Maybe this is the reason for The Greatest Movie Ever Rolled. Maybe not. It’s difficult to tell from the movie itself, which is (as the credits inform us) based on one of Benson’s jokes. Just as his 2007 documentary Super High Me was a take-off of Morgan Spurlock’s Super Size Me, The Greatest Movie… is inspired by Spurlock’s The Greatest Movie Ever Sold. The premise? It’s a video diary of a comedy tour that was booked in order to fund the movie about that same tour. If that sounds confusing, don’t worry. It’s not so much a figure-eight of logic as a lazily drawn oval.
If ever there was any doubt that Benson is constantly and incredibly stoned, The Greatest Movie… is here to stamp out that ember.

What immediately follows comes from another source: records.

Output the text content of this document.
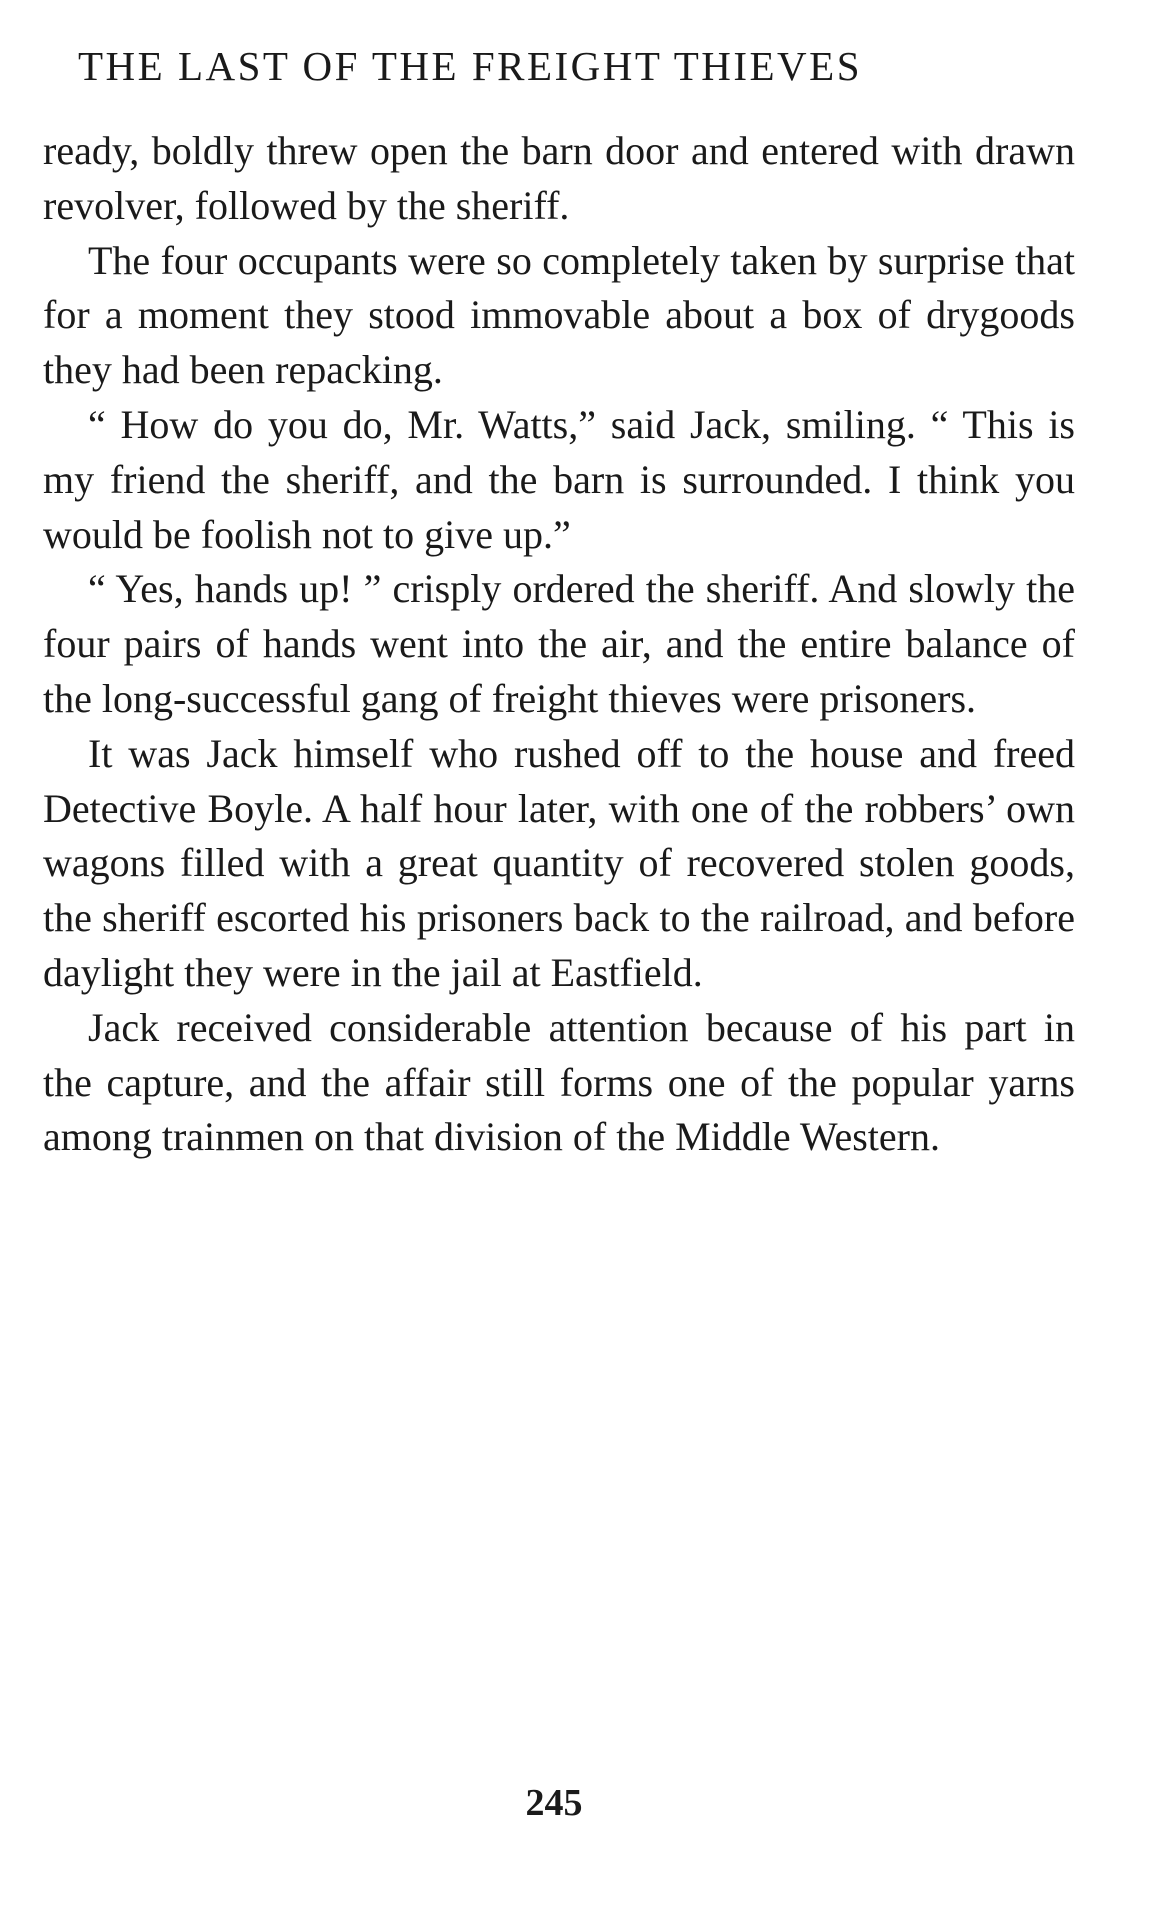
THE LAST OF THE FREIGHT THIEVES

ready, boldly threw open the barn door and entered with drawn revolver, followed by the sheriff.

The four occupants were so completely taken by surprise that for a moment they stood immovable about a box of drygoods they had been repacking.

“ How do you do, Mr. Watts,” said Jack, smiling. “ This is my friend the sheriff, and the barn is surrounded. I think you would be foolish not to give up.”

“ Yes, hands up! ” crisply ordered the sheriff. And slowly the four pairs of hands went into the air, and the entire balance of the long-successful gang of freight thieves were prisoners.

It was Jack himself who rushed off to the house and freed Detective Boyle. A half hour later, with one of the robbers’ own wagons filled with a great quantity of recovered stolen goods, the sheriff escorted his prisoners back to the railroad, and before daylight they were in the jail at Eastfield.

Jack received considerable attention because of his part in the capture, and the affair still forms one of the popular yarns among trainmen on that division of the Middle Western.

245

From pills and joints to apples and bongs, this road flick shows Benson casually ingesting massive amounts of marijuana while touring the Midwest with agreeable podcast buddy and comic Graham Elwood, who plays the healthy-guy foil to Benson’s wanton indulgence. Brief cameos by Greg Proops and T.J. Miller are tacked onto the end, but overall this is Benson and Elwood’s movie.

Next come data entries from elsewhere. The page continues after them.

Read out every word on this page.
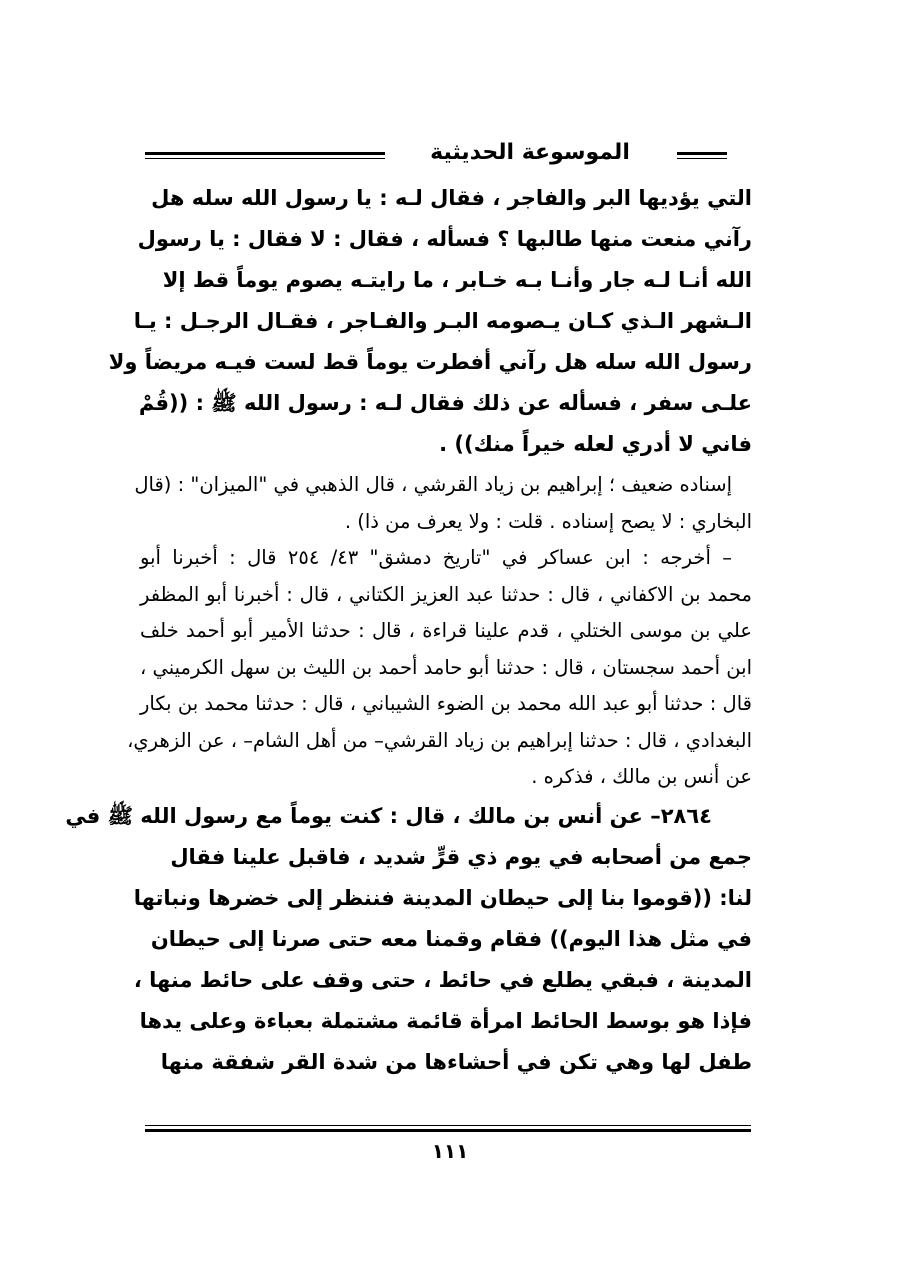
الموسوعة الحديثية
التي يؤديها البر والفاجر ، فقال لـه : يا رسول الله سله هل
رآني منعت منها طالبها ؟ فسأله ، فقال : لا فقال : يا رسول
الله أنـا لـه جار وأنـا بـه خـابر ، ما رايتـه يصوم يوماً قط إلا
الـشهر الـذي كـان يـصومه البـر والفـاجر ، فقـال الرجـل : يـا
رسول الله سله هل رآني أفطرت يوماً قط لست فيـه مريضاً ولا
علـى سفر ، فسأله عن ذلك فقال لـه : رسول الله ﷺ : ((قُمْ
فاني لا أدري لعله خيراً منك)) .
إسناده ضعيف ؛ إبراهيم بن زياد القرشي ، قال الذهبي في "الميزان" : (قال
البخاري : لا يصح إسناده . قلت : ولا يعرف من ذا) .
– أخرجه : ابن عساكر في "تاريخ دمشق" ٤٣/ ٢٥٤ قال : أخبرنا أبو
محمد بن الاكفاني ، قال : حدثنا عبد العزيز الكتاني ، قال : أخبرنا أبو المظفر
علي بن موسى الختلي ، قدم علينا قراءة ، قال : حدثنا الأمير أبو أحمد خلف
ابن أحمد سجستان ، قال : حدثنا أبو حامد أحمد بن الليث بن سهل الكرميني ،
قال : حدثنا أبو عبد الله محمد بن الضوء الشيباني ، قال : حدثنا محمد بن بكار
البغدادي ، قال : حدثنا إبراهيم بن زياد القرشي– من أهل الشام– ، عن الزهري،
عن أنس بن مالك ، فذكره .
٢٨٦٤– عن أنس بن مالك ، قال : كنت يوماً مع رسول الله ﷺ في
جمع من أصحابه في يوم ذي قرٍّ شديد ، فاقبل علينا فقال
لنا: ((قوموا بنا إلى حيطان المدينة فننظر إلى خضرها ونباتها
في مثل هذا اليوم)) فقام وقمنا معه حتى صرنا إلى حيطان
المدينة ، فبقي يطلع في حائط ، حتى وقف على حائط منها ،
فإذا هو بوسط الحائط امرأة قائمة مشتملة بعباءة وعلى يدها
طفل لها وهي تكن في أحشاءها من شدة القر شفقة منها
١١١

Ryan Polito, who has directed dozens of stand-up specials, makes the most of what must have been countless hours of so-so material, punching up stretches of Benson and Elwood in cars and hotel rooms with chunks of onstage footage and the occasional prank. It wouldn’t be a proper road movie without that blur of airports, chain hotels and weary inside jokes. But between Ann Arbor, Chicago, Omaha and other cities, tedium begins to creep into frame.
Unlike the premise-heavy Super High Me, the roughly chronological events here unfold without urgency or purpose, splitting the difference between travel diary and performance collage. It’s neither as intimate (or harsh) as David Cross’s Let America Laugh nor as snappy as the original Comedians of Comedy. But if you’re worried that Benson’s sold-out shows are going to his head, you’ll at least be encouraged to see him spontaneously visit a Peoria strip club with a dozen-plus stoned audience members.

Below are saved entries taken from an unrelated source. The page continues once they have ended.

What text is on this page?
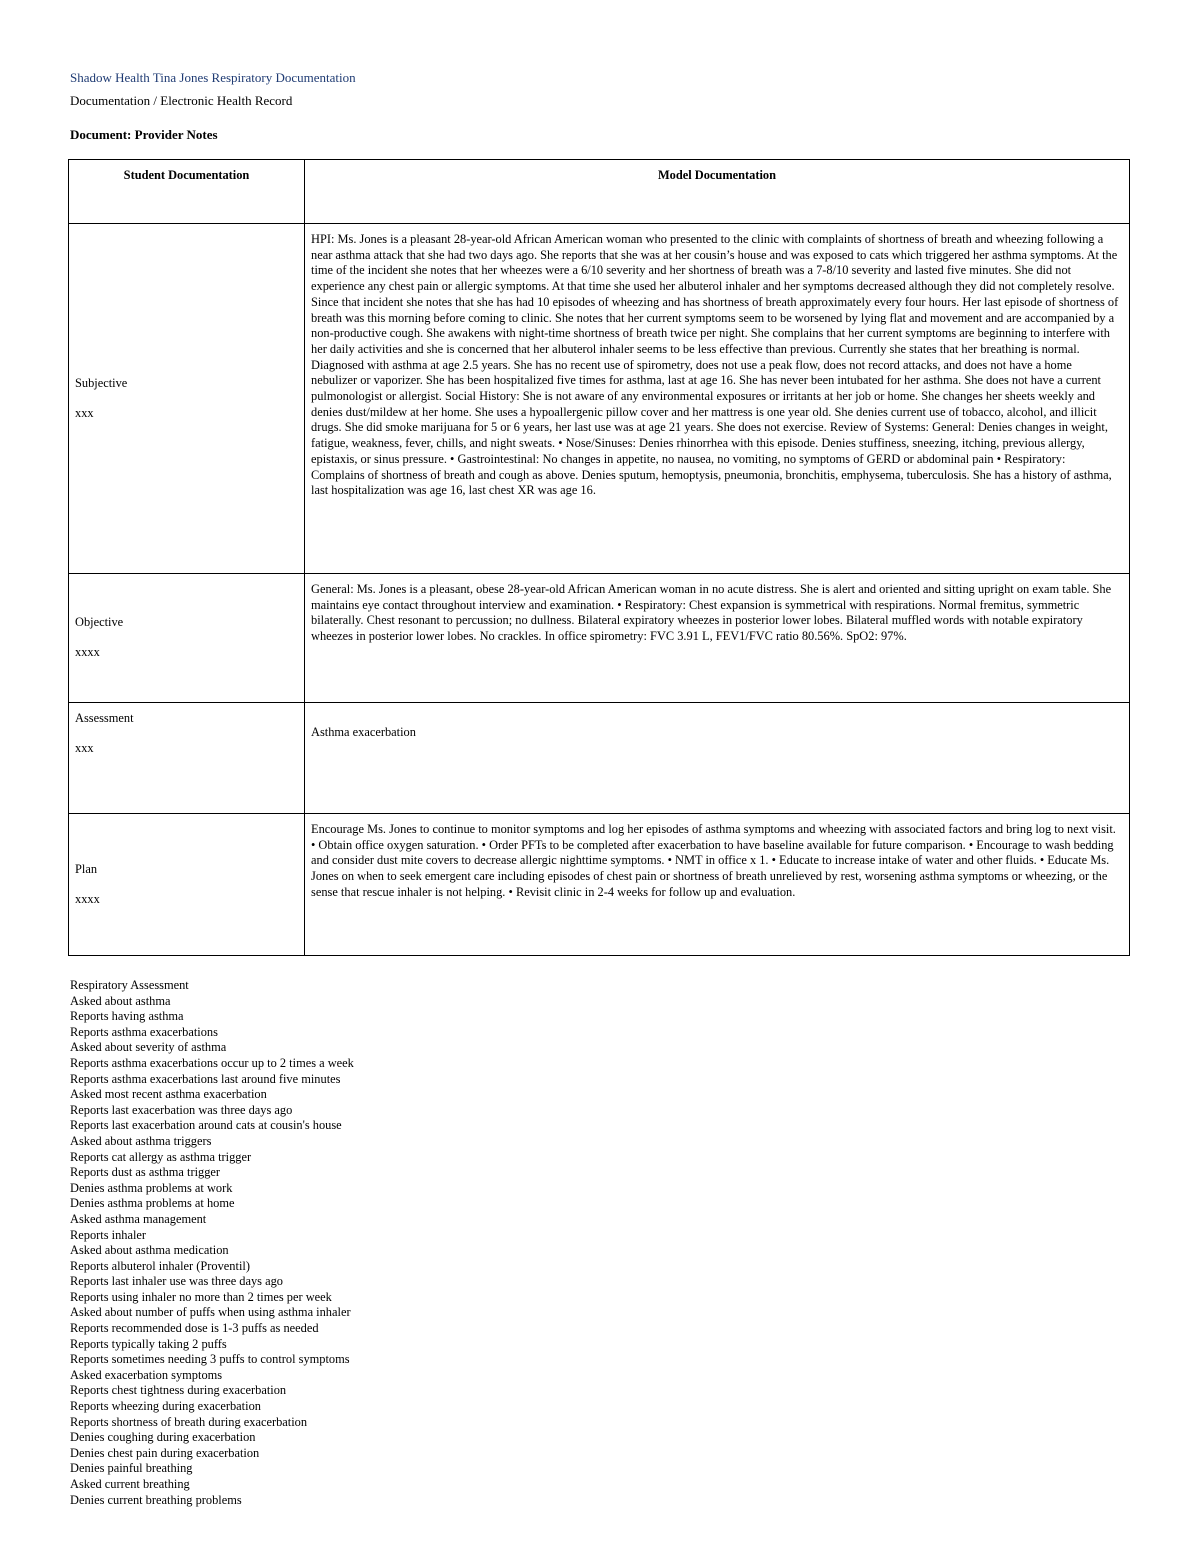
Shadow Health Tina Jones Respiratory Documentation
Documentation / Electronic Health Record
Document: Provider Notes
Student Documentation	Model Documentation

Subjective
xxx	HPI: Ms. Jones is a pleasant 28-year-old African American woman who presented to the clinic with complaints of shortness of breath and wheezing following a near asthma attack that she had two days ago. She reports that she was at her cousin’s house and was exposed to cats which triggered her asthma symptoms. At the time of the incident she notes that her wheezes were a 6/10 severity and her shortness of breath was a 7-8/10 severity and lasted five minutes. She did not experience any chest pain or allergic symptoms. At that time she used her albuterol inhaler and her symptoms decreased although they did not completely resolve. Since that incident she notes that she has had 10 episodes of wheezing and has shortness of breath approximately every four hours. Her last episode of shortness of breath was this morning before coming to clinic. She notes that her current symptoms seem to be worsened by lying flat and movement and are accompanied by a non-productive cough. She awakens with night-time shortness of breath twice per night. She complains that her current symptoms are beginning to interfere with her daily activities and she is concerned that her albuterol inhaler seems to be less effective than previous. Currently she states that her breathing is normal. Diagnosed with asthma at age 2.5 years. She has no recent use of spirometry, does not use a peak flow, does not record attacks, and does not have a home nebulizer or vaporizer. She has been hospitalized five times for asthma, last at age 16. She has never been intubated for her asthma. She does not have a current pulmonologist or allergist. Social History: She is not aware of any environmental exposures or irritants at her job or home. She changes her sheets weekly and denies dust/mildew at her home. She uses a hypoallergenic pillow cover and her mattress is one year old. She denies current use of tobacco, alcohol, and illicit drugs. She did smoke marijuana for 5 or 6 years, her last use was at age 21 years. She does not exercise. Review of Systems: General: Denies changes in weight, fatigue, weakness, fever, chills, and night sweats. • Nose/Sinuses: Denies rhinorrhea with this episode. Denies stuffiness, sneezing, itching, previous allergy, epistaxis, or sinus pressure. • Gastrointestinal: No changes in appetite, no nausea, no vomiting, no symptoms of GERD or abdominal pain • Respiratory: Complains of shortness of breath and cough as above. Denies sputum, hemoptysis, pneumonia, bronchitis, emphysema, tuberculosis. She has a history of asthma, last hospitalization was age 16, last chest XR was age 16.

Objective
xxxx	General: Ms. Jones is a pleasant, obese 28-year-old African American woman in no acute distress. She is alert and oriented and sitting upright on exam table. She maintains eye contact throughout interview and examination. • Respiratory: Chest expansion is symmetrical with respirations. Normal fremitus, symmetric bilaterally. Chest resonant to percussion; no dullness. Bilateral expiratory wheezes in posterior lower lobes. Bilateral muffled words with notable expiratory wheezes in posterior lower lobes. No crackles. In office spirometry: FVC 3.91 L, FEV1/FVC ratio 80.56%. SpO2: 97%.

Assessment
xxx	Asthma exacerbation

Plan
xxxx	Encourage Ms. Jones to continue to monitor symptoms and log her episodes of asthma symptoms and wheezing with associated factors and bring log to next visit. • Obtain office oxygen saturation. • Order PFTs to be completed after exacerbation to have baseline available for future comparison. • Encourage to wash bedding and consider dust mite covers to decrease allergic nighttime symptoms. • NMT in office x 1. • Educate to increase intake of water and other fluids. • Educate Ms. Jones on when to seek emergent care including episodes of chest pain or shortness of breath unrelieved by rest, worsening asthma symptoms or wheezing, or the sense that rescue inhaler is not helping. • Revisit clinic in 2-4 weeks for follow up and evaluation.
Respiratory Assessment
Asked about asthma
Reports having asthma
Reports asthma exacerbations
Asked about severity of asthma
Reports asthma exacerbations occur up to 2 times a week
Reports asthma exacerbations last around five minutes
Asked most recent asthma exacerbation
Reports last exacerbation was three days ago
Reports last exacerbation around cats at cousin's house
Asked about asthma triggers
Reports cat allergy as asthma trigger
Reports dust as asthma trigger
Denies asthma problems at work
Denies asthma problems at home
Asked asthma management
Reports inhaler
Asked about asthma medication
Reports albuterol inhaler (Proventil)
Reports last inhaler use was three days ago
Reports using inhaler no more than 2 times per week
Asked about number of puffs when using asthma inhaler
Reports recommended dose is 1-3 puffs as needed
Reports typically taking 2 puffs
Reports sometimes needing 3 puffs to control symptoms
Asked exacerbation symptoms
Reports chest tightness during exacerbation
Reports wheezing during exacerbation
Reports shortness of breath during exacerbation
Denies coughing during exacerbation
Denies chest pain during exacerbation
Denies painful breathing
Asked current breathing
Denies current breathing problems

Benson’s goofy, half-lidded delivery has made him an easy target for detractors, but he’s truly earned his fan base over the years, whether it’s on stage or in his podcasts. The Greatest Movie… doesn’t shed much light on why this is, but it does reinforce an off-hand comment from a limo driver at the beginning of the movie: “You can’t be funny all the time.”